Dirty Little Freaks #24 was way out of my ballpark. I’m not sure how I got there, but the story took me places I have never been before. Places that are impossible for me to reach. It was a struggle all the way, but I think I can be proud of what I did, even if it was a painful journey.

I started with something simple. A rude comment made by someone at a funeral. As I developed the story, the comment was made by a younger brother and the funeral was the main character’s father. Then things started to get really interesting when I decided that the comment that had been made was true, and that it was about our main character having an incestuous relationship with her father.

It was about pain and loss and love that broke the rules.  And it was one of the hardest things I’ve ever had to write. I’m not looking forward to editing it, because I know that any changes I make to it will only have to make it better, and I’m not sure how I can. I was really stretching my boundaries on the first draft, so taking it to the next level is going to be rough.

I think that the direction my story took was at least partially influenced by the book I was reading. The Lake of Dreams, by Kim Edwards. It wasn’t about incest, but one of the themes was the death of the main character’s father, and how it affected the course of her life. I could actually see how the story I was writing changed to reflect the story I was reading. That sort of thing doesn’t happen often for me, so it was interesting seeing it happen now. And don’t get me wrong. I’m not saying it was a bad thing, just that it was unexpected and a little frightening to go where I have never gone before.
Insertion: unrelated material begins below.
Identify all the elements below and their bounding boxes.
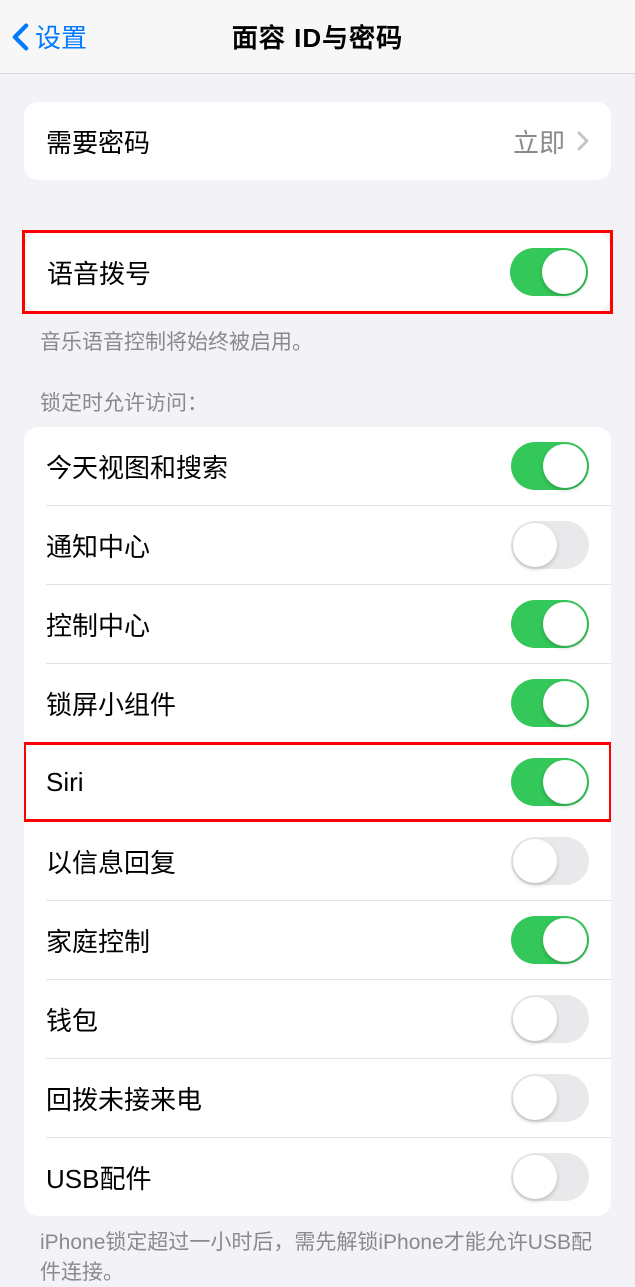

In other news, that makes 19 days in my Magic Spreadsheet chain, for a total of over 8,000 words. Having the spreadsheet is really giving me that extra incentive to keep writing, even though I might not want to. In the last few months, I have only been worrying about getting the story done, and have skipped some days when I didn’t feel like writing. But now, the focus is on getting at least the minimum in every day, so I have been writing first thing in the morning and taking the rest of the day for myself. The stories have been longer, as I only have to make sure I reach the end by Saturday, but I think they have also been better. We’ll see how it goes in the coming months.

That’s it for this week. I’ll be back next Sunday with another update. See you then!